Francis exhorts us not to dwell, “like these doctors do, on “Yes, you can”, or “No, you can’t” divide a marriage. This is ... At times there is misfortune, it does not work and it is better to separate to avoid a world war, but this is a misfortune. Let’s us look at the positive.
Jorge Mario Bergoglio tells of a couple he met: they were celebrating sixty years of marriage and when asked: “Are you happy?”, the two newlyweds looked at each other and emotionally replied: “We are in love!”.
Francis is aware that “it’s true, there are difficulties, there are problems with children or with the couple themselves, arguments and fights … but the important thing is that the flesh remains one, and you can overcome, you can overcome, you can overcome”. And this is “not only a sacrament for them, but also for the Church, as if it were a sacrament that attracts attention: “But, look, love is possible! And love is capable of making people live a whole life in love: in joy and in sorrow, with the problem of children and their own problem... but always going forward. In health and in sickness, but always go forward. That is beautiful.
Marriage itself becomes an image of God, like every man or woman. That is why marriage is so beautiful: “It is a silent sermon foe everyone, a day homily”.
And for the Pope it is “painful when this is not news: the newspapers, the news show don’t consider this newsworthy. But, this couple, together for so many years... it’s not news”. Instead what becomes “news are scandals, divorce, separations – although at times its necessary to separate, as I said, to avoid a greater evil… Yet the image of God is not news. And this is the beauty of marriage. They [the couple] are the image and likeness of God. And this is our news, the Christian news.

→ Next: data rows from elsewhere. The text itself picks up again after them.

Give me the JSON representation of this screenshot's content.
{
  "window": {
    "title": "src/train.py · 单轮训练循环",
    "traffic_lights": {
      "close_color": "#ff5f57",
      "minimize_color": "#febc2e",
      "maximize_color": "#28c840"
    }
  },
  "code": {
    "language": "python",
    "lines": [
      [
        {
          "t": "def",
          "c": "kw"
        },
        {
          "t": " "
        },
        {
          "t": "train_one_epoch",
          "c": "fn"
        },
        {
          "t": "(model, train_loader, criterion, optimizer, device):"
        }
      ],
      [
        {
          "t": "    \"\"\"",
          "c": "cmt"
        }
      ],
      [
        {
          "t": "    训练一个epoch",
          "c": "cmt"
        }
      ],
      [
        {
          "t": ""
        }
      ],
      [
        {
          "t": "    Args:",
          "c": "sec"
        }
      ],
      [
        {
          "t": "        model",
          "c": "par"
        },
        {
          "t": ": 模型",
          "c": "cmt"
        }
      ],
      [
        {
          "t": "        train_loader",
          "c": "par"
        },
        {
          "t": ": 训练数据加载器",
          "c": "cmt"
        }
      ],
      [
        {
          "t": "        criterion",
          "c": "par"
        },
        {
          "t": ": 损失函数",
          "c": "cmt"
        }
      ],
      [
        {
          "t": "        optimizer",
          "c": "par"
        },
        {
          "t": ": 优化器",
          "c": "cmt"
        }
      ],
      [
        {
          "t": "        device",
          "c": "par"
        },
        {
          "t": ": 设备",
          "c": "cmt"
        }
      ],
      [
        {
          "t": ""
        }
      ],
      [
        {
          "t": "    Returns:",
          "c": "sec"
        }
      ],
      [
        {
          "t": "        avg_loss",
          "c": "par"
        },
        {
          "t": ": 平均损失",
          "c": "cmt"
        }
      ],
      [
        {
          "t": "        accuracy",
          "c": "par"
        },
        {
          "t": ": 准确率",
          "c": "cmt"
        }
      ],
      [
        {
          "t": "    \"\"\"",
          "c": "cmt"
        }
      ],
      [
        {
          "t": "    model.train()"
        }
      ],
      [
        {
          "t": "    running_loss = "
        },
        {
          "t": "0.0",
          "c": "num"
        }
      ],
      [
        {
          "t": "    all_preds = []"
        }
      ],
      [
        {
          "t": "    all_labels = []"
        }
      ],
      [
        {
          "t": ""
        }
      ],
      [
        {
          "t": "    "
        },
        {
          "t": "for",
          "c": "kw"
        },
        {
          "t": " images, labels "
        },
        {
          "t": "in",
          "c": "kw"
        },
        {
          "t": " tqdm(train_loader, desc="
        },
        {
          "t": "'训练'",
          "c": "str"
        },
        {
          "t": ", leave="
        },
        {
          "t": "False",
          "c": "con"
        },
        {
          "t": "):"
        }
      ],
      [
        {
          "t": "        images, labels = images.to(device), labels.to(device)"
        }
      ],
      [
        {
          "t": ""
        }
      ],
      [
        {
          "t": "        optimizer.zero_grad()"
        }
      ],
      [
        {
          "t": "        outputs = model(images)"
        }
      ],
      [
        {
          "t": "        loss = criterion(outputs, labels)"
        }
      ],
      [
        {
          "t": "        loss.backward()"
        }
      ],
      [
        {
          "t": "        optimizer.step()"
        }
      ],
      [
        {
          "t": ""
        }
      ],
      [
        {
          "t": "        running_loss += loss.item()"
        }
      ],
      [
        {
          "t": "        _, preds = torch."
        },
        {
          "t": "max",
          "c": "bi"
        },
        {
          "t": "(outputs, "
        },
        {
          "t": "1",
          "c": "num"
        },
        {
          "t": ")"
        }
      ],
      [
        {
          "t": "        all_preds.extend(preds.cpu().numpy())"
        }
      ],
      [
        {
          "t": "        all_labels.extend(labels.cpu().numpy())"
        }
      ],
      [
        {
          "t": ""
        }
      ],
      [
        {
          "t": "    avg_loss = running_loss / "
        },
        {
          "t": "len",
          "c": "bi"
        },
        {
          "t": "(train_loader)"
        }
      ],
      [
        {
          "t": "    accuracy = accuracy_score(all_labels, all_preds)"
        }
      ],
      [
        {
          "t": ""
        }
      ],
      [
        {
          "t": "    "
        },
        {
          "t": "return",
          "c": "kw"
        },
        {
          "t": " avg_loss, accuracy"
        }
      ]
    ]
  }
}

Francis then highlights “perhaps the most important virtue in the couple”: patience.
Then the Pope prayed to Our Lady of Syracuse. In the chapel of Casa Santa Marta there is a reliquary with the Virgin’s tears: “I am there, and we pray to Our Lady to give us and humanity, which needs it, the gift of tears, the ability to cry: for our sins and for so many calamities that make the people of God and the children of God suffer”.
From a plaster painting by a Syracuse artist, The lacrimation dates back to August 1953. In 1994 Pope John Paul II consecrated the dedicated sanctuary, destination of millions of pilgrims every year.
A nun recounts the story: in a “humble home, an effigy of Mary’s immaculate and sorrowful heart shed human tears”. There lived the young newlyweds Angelo Iannuso and Antonina Lucia Giusti, six months into pregnancy. The wife was “suffering from a serious illness” despite which she continued her pregnancy “putting her life at risk in order to save the baby she was carrying”. But from the moment “when she saw Our Lady crying, on August 29, 1953, she no longer had any problem” and happily gave birth on Christmas day.